Latest revision as of 21:13, 15 October 2012

Executive Summary

One of the most promising fields of medical genetic research is gene therapy, which seeks to deliver genes to patients to treat medical conditions. Identifying genes that can be used as therapeutics is critical for the progression of gene therapy to clinical trials. However, current methods for identifying gene therapeutic targets are slow and expensive: the cost of analyzing a gene is $2146.75 and can take three weeks before analysis. The goal of our work was to develop a toolkit for researchers to use for more rapid and cost-efficient identification of gene therapeutic targets. In yeast, a model of human genes, we used an emerging topic known as optogenetics to create a light switch for gene activation: we can activate specific genes in our samples with the addition of blue light. After verifying the functionality of our system, we compiled our utilities into a physical toolkit, which contains custom yeast strains, standardized DNA parts, a computational network model, and a custom software package for rapid analysis of data.
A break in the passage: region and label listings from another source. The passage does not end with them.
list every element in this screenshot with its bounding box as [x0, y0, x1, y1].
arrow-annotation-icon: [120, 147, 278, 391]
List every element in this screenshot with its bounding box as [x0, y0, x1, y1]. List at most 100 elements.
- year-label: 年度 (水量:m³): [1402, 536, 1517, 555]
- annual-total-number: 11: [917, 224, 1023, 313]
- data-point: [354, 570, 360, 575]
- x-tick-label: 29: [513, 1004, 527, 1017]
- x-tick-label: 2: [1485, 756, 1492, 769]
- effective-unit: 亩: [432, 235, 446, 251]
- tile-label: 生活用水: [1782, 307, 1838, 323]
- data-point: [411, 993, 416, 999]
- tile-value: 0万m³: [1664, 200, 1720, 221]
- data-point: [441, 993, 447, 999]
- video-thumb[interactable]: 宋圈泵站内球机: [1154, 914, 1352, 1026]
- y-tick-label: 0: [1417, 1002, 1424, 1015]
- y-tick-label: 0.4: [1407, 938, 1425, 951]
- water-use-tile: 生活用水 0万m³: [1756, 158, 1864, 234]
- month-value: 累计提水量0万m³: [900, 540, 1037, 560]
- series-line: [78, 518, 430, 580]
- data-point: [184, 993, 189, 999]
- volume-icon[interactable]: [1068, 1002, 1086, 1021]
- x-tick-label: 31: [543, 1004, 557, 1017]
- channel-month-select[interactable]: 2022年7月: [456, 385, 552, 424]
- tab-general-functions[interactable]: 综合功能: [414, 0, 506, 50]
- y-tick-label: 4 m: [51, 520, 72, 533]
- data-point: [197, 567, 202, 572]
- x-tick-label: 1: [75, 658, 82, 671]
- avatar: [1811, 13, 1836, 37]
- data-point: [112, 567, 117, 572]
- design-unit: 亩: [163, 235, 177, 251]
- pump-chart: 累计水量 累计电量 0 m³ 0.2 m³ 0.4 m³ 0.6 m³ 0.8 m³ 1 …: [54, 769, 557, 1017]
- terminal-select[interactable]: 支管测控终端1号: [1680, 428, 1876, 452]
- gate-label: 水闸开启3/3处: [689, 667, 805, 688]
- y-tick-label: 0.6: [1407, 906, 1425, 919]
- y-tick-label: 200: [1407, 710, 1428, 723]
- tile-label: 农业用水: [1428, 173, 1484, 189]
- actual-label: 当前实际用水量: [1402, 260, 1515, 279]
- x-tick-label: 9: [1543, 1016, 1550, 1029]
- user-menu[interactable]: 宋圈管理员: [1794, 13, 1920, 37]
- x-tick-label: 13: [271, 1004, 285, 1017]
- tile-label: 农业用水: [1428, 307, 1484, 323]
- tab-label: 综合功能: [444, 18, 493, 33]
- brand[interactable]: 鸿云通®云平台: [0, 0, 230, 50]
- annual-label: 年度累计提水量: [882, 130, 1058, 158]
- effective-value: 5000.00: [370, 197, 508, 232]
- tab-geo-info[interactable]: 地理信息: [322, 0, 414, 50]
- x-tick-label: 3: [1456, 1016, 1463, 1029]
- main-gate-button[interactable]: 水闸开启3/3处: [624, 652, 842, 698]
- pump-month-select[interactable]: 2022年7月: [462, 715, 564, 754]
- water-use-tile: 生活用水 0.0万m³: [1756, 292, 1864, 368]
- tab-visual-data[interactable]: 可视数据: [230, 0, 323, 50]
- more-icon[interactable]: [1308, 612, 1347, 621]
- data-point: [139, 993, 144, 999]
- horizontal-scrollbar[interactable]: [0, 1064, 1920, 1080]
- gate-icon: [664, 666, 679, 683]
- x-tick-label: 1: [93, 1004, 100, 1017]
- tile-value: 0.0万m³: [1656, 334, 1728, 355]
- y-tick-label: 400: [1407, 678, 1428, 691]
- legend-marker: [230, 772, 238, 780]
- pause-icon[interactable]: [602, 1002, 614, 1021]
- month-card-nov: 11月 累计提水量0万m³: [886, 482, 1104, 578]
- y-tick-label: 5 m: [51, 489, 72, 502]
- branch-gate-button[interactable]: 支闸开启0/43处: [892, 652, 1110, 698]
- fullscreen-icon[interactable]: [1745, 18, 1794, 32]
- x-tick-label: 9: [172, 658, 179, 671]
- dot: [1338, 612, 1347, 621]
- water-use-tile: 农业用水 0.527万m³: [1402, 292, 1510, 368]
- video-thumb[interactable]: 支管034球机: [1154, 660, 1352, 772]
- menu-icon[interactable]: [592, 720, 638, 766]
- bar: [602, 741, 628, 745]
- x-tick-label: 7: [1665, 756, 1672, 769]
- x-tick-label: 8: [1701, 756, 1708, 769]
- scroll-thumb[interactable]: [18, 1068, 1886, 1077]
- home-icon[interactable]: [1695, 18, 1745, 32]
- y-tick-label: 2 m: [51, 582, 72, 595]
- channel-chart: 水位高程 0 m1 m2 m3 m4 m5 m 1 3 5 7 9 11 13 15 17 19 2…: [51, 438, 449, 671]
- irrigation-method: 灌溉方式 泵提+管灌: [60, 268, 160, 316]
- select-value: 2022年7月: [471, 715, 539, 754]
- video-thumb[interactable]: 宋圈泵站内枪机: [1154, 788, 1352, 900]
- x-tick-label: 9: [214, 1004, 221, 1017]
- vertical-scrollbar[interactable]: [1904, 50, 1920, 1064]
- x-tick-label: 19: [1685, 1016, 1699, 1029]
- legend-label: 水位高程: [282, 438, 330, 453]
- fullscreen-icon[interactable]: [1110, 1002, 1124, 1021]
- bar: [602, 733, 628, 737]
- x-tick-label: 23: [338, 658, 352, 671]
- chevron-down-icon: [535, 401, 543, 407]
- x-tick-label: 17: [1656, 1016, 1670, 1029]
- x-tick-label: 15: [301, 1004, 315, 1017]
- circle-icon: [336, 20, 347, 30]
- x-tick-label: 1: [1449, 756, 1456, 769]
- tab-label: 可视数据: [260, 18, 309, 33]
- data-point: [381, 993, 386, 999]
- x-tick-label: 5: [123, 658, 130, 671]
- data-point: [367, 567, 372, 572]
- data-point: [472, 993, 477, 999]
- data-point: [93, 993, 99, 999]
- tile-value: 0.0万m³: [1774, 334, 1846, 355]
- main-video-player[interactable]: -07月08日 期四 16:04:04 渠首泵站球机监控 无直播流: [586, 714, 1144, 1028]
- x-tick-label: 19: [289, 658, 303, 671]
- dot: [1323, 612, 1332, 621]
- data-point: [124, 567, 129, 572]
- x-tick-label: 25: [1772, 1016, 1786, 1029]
When we evaluated the performance of our toolkit, we found that we reduced waiting time during experimentation from 36 hours to 22.0 seconds (a 5900-fold speed increase), and our software reduced data analysis time from 7.5 hours to 3.45 seconds (a 7800-fold speed increase). We reduced the cost of experimental materials by 85.2% while broadening the spectrum of discovery in gene therapy. Our comprehensive toolkit streamlines identification of genetic therapeutic targets, and will speed progress toward personalized therapy of a variety of diseases.